Of course, dead people don’t recover. That’s indisputably true. AND, severely ill people are very unlikely to recover without comprehensive treatment of adequate quality, intensity and duration.
What happens when we respond with compassion but without hope? What does that response do to the people suffering? What does it do to their loved ones? What effect does it have on the community?
We need to look beyond preventing death and look toward facilitating recovery by flooding these people with care of adequate quality, intensity and duration. In the context of this crisis, we need both/and approaches. As Scott Kellogg says, ” at some point you need to help build a life after you’ve saved one.”
About 10 years back, I proposed some organizing ideas for recovery oriented harm reduction.

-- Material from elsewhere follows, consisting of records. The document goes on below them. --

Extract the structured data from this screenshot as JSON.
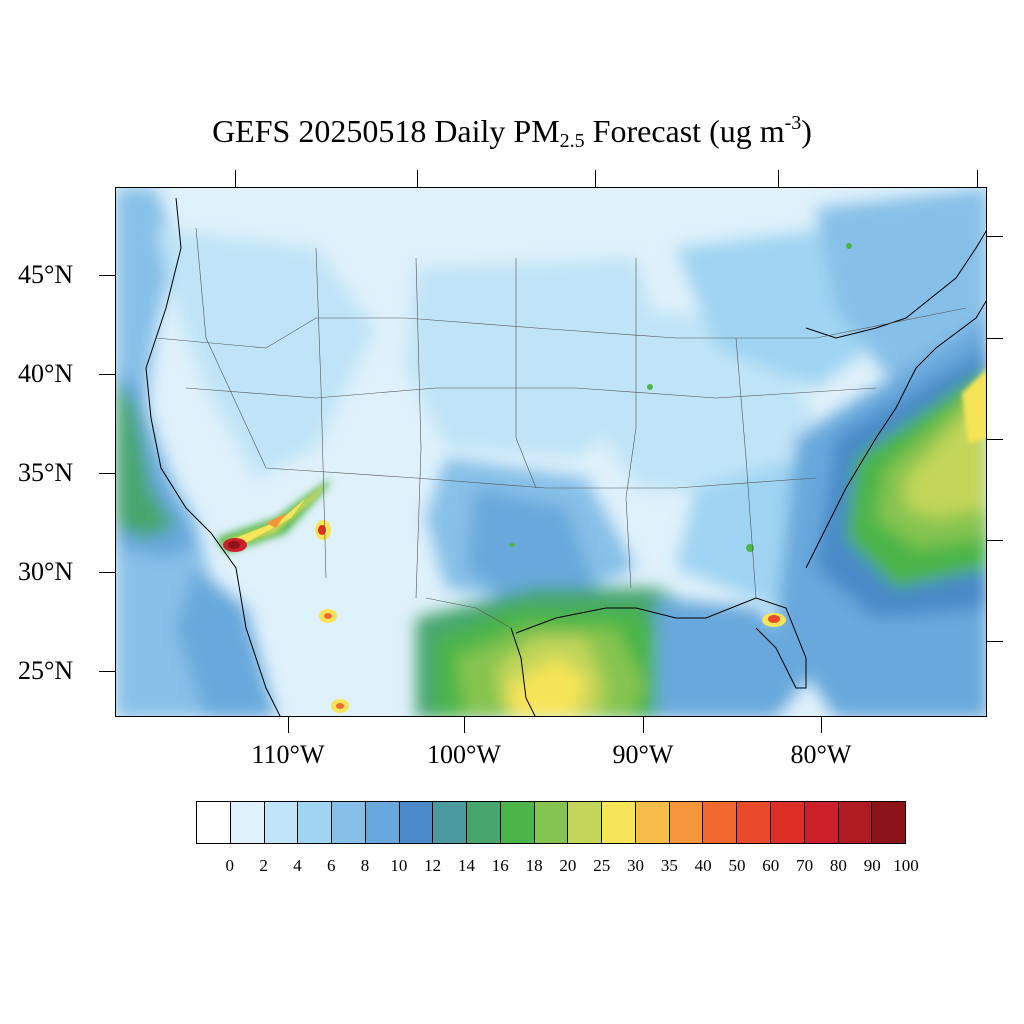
{
  "title": {
    "prefix": "GEFS 20250518 Daily PM",
    "subscript": "2.5",
    "middle": " Forecast (ug m",
    "superscript": "-3",
    "suffix": ")"
  },
  "map": {
    "region": "Contiguous United States",
    "lat_labels": [
      "45°N",
      "40°N",
      "35°N",
      "30°N",
      "25°N"
    ],
    "lon_labels": [
      "110°W",
      "100°W",
      "90°W",
      "80°W"
    ],
    "hotspots": [
      {
        "name": "Southern Arizona plume",
        "level": "60-100"
      },
      {
        "name": "Gila plume",
        "level": "40-70"
      },
      {
        "name": "Chihuahua fire",
        "level": "40-60"
      },
      {
        "name": "Durango fire",
        "level": "40-60"
      },
      {
        "name": "Central Florida fire",
        "level": "40-60"
      },
      {
        "name": "South Texas / Gulf",
        "level": "25-30"
      },
      {
        "name": "Atlantic offshore",
        "level": "20-30"
      }
    ]
  },
  "colorbar": {
    "labels": [
      "0",
      "2",
      "4",
      "6",
      "8",
      "10",
      "12",
      "14",
      "16",
      "18",
      "20",
      "25",
      "30",
      "35",
      "40",
      "50",
      "60",
      "70",
      "80",
      "90",
      "100"
    ],
    "colors": [
      "#ffffff",
      "#dff1fb",
      "#bfe4f7",
      "#9fd4f2",
      "#86c0e8",
      "#68a8dc",
      "#4a8ac8",
      "#4a9aa0",
      "#46a66e",
      "#4bb54a",
      "#86c450",
      "#c3d65a",
      "#f6e459",
      "#f7bd4a",
      "#f5963d",
      "#f06a30",
      "#e84a2a",
      "#dc3026",
      "#cc1f2a",
      "#b01b22",
      "#8c1418"
    ]
  }
}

I’ve been thinking about a model of recovery-oriented harm reduction that would address the historic failings of abstinence-oriented and harm reduction services. The idea is that it would provide recovery (for addicts only) as an organizing and unifying construct for treatment and harm reduction services. Admittedly, these judgments of the historic failings are my own and represent the perspective of a Midwestern U.S. recovery-oriented provider:
- an emphasis on client choice–no coercion
- all drug use is not addiction
- addiction is an illness characterized by loss of control
- for those with addiction, full recovery is the ideal outcome
- the concept of recovery is inclusive — can include partial, serial, etc.
- recovery is possible for any addict
- all services should communicate hope for recovery–recognizing that hope-based interventions are essential for enhancing motivation to recover
- incremental and radical change should be supported and affirmed
- while incremental changes are validated and supported, they are not to be treated as an end-point
- such a system would aggressively deal with countertransference–some people may impose their own recovery path on clients, others might enjoy vicarious nonconformity through clients
What would we do if patients were being revived by defibrillators and walking out of the emergency department a few hours later with a passive referral to treatment that has a long wait list?
This isn’t a matter of opposing life-saving measures, it’s a matter of expecting more. Just as we expect more than a defibrillator for people with cardiac disease. The defibrillator is life saving first aid, and we all expect that everyone whose life is saved by a defibrillator gets comprehensive cardiac care of adequate quality. intensity and duration.